Josie has been in the works for almost two years, but Flanagan's teaching duties, limited funding and her work with urban girls in a hands-on Saturday computer technology program have kept her and her students from working on the project full time.

"We really needed an infusion of funds, not only to develop the games without interruption," she said, "but to get them up on the Internet so girls could access them for free." The NSF agreed.

"The American Association of University Women (AAUW) produced a report a few years ago that pointed to gender gaps in our schools that shortchange girls," Flanagan said. "It asserted that schools fail to engage girls in computer activities - and even if the girls learn to operate the hardware, the AAUW report claimed that schools don't have the time to teach girls how to use this technology."

To aggravate the situation, she said, the software industry plays it safe when marketing technology to kids.

"They pitch computer software and hardware to the proven market - those children who already have the means to buy it and use it," Flanagan said.

Flanagan said past experience in the software field made her realize that public funding is absolutely necessary to provoke interest in the new technologies among girls, and particularly among girls of color.

When a project has noncommercial funding, Flanagan noted, "it can take the kind of risks in the design and marketing arena that commercial producers will not take."

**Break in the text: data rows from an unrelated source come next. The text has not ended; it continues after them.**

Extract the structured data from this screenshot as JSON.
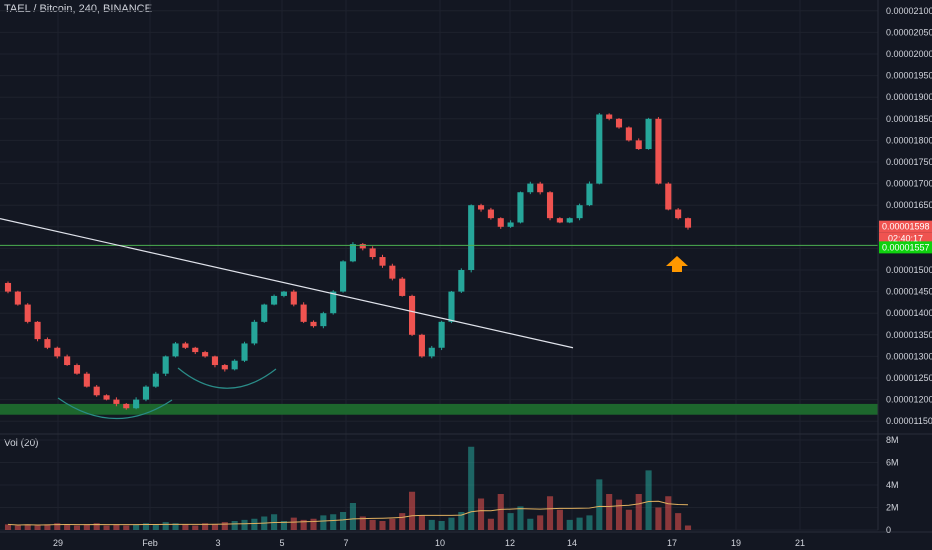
{
  "header": {
    "title": "TAEL / Bitcoin, 240, BINANCE"
  },
  "volume_panel": {
    "title": "Vol (20)"
  },
  "colors": {
    "background": "#131722",
    "up": "#26a69a",
    "down": "#ef5350",
    "support_zone": "#1e6b2e",
    "horizontal_line": "#4caf50",
    "trend_line": "#e0e3eb",
    "arc": "#2a8c88",
    "arrow": "#ff9800",
    "volume_ma": "#e0b060",
    "grid": "#1e222d"
  },
  "price_tags": {
    "last_price": "0.00001598",
    "countdown": "02:40:17",
    "line_price": "0.00001557"
  },
  "annotations": {
    "arrow_icon": "arrow-up-icon"
  },
  "chart_data": [
    {
      "type": "candlestick",
      "title": "TAEL / Bitcoin, 240, BINANCE",
      "y_ticks": [
        "0.00002100",
        "0.00002050",
        "0.00002000",
        "0.00001950",
        "0.00001900",
        "0.00001850",
        "0.00001800",
        "0.00001750",
        "0.00001700",
        "0.00001650",
        "0.00001600",
        "0.00001550",
        "0.00001500",
        "0.00001450",
        "0.00001400",
        "0.00001350",
        "0.00001300",
        "0.00001250",
        "0.00001200",
        "0.00001150"
      ],
      "ylim": [
        1.125e-05,
        2.125e-05
      ],
      "x_ticks": [
        "29",
        "Feb",
        "3",
        "5",
        "7",
        "10",
        "12",
        "14",
        "17",
        "19",
        "21"
      ],
      "horizontal_line": 1.557e-05,
      "support_zone": [
        1.165e-05,
        1.19e-05
      ],
      "trend_line": {
        "from": [
          "28",
          1.619e-05
        ],
        "to": [
          "15",
          1.32e-05
        ]
      },
      "series": {
        "close_path": [
          1.45e-05,
          1.42e-05,
          1.38e-05,
          1.34e-05,
          1.32e-05,
          1.3e-05,
          1.28e-05,
          1.26e-05,
          1.23e-05,
          1.21e-05,
          1.2e-05,
          1.19e-05,
          1.18e-05,
          1.2e-05,
          1.23e-05,
          1.26e-05,
          1.3e-05,
          1.33e-05,
          1.32e-05,
          1.31e-05,
          1.3e-05,
          1.28e-05,
          1.27e-05,
          1.29e-05,
          1.33e-05,
          1.38e-05,
          1.42e-05,
          1.44e-05,
          1.45e-05,
          1.42e-05,
          1.38e-05,
          1.37e-05,
          1.4e-05,
          1.45e-05,
          1.52e-05,
          1.56e-05,
          1.55e-05,
          1.53e-05,
          1.51e-05,
          1.48e-05,
          1.44e-05,
          1.35e-05,
          1.3e-05,
          1.32e-05,
          1.38e-05,
          1.45e-05,
          1.5e-05,
          1.65e-05,
          1.64e-05,
          1.62e-05,
          1.6e-05,
          1.61e-05,
          1.68e-05,
          1.7e-05,
          1.68e-05,
          1.62e-05,
          1.61e-05,
          1.62e-05,
          1.65e-05,
          1.7e-05,
          1.86e-05,
          1.85e-05,
          1.83e-05,
          1.8e-05,
          1.78e-05,
          1.85e-05,
          1.7e-05,
          1.64e-05,
          1.62e-05,
          1.598e-05
        ],
        "volume_m": [
          0.5,
          0.4,
          0.5,
          0.4,
          0.5,
          0.6,
          0.5,
          0.4,
          0.5,
          0.6,
          0.4,
          0.5,
          0.4,
          0.5,
          0.6,
          0.5,
          0.7,
          0.6,
          0.5,
          0.4,
          0.6,
          0.5,
          0.7,
          0.8,
          0.9,
          1.0,
          1.2,
          1.4,
          0.8,
          1.1,
          0.9,
          1.0,
          1.3,
          1.4,
          1.6,
          2.4,
          1.2,
          0.9,
          0.8,
          1.0,
          1.5,
          3.4,
          1.3,
          0.9,
          0.8,
          1.1,
          1.6,
          7.4,
          2.8,
          1.0,
          3.2,
          1.5,
          2.1,
          1.0,
          1.3,
          3.0,
          1.8,
          0.9,
          1.1,
          1.3,
          4.5,
          3.2,
          2.7,
          1.8,
          3.2,
          5.3,
          2.0,
          3.0,
          1.5,
          0.4
        ]
      }
    },
    {
      "type": "bar",
      "title": "Vol (20)",
      "y_ticks": [
        "8M",
        "6M",
        "4M",
        "2M",
        "0"
      ],
      "ylim": [
        0,
        8
      ],
      "moving_average_length": 20
    }
  ]
}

Like many educators, Flanagan insists that, if the information revolution is to include people of all economic classes, races and ethnicities, computer material must excite the interest of the children who are now being ignored.

In the first Josie True adventure game, the heroine's science teacher, Ms. Trombone - who also is an inventor - vanishes. Josie sets off to find her. Her search eventually takes her to Chicago of the 1920s and to Paris, where Bessie Coleman, the first African-American aviatrix, offers assistance to Josie and the players.

"When racial discrimination denied Coleman the right to procure a pilot's license in this country," she said, "she went to France, where she trained and began her flying career."

To complete the search for the science teacher, players must navigate 14 smaller games that use principles of math, science and history to produce the clues that facilitate their journey.

Flanagan said future Josie True episodes are being planned. Like the first one, they will be available online and, if funding permits, offered on CD-ROM.

"If we, as a society, promote the concentration of technological knowledge and its power in the hands and heads of those who, by virtue of their race and economic class, already have it, we're making a big mistake," Flanagan insisted.

"Computer knowledge is essential for every child today," she said. "Educational games give us a variety of tools to teach computer skills and to help kids gain access to hundreds of educational opportunities in many disciplines."

"If we continue to rely on the marketplace for direct access to computer technology, we are denying equal access to girls, the poor and working classes, and to people of color," she said. "In doing that, we continue to rob ourselves of the intellectual and creative talents of the majority of our population. How smart is that?"

- Patricia Donovan

(UUPer Patricia Donovan is a senior editor with the University of Buffalo News Services.)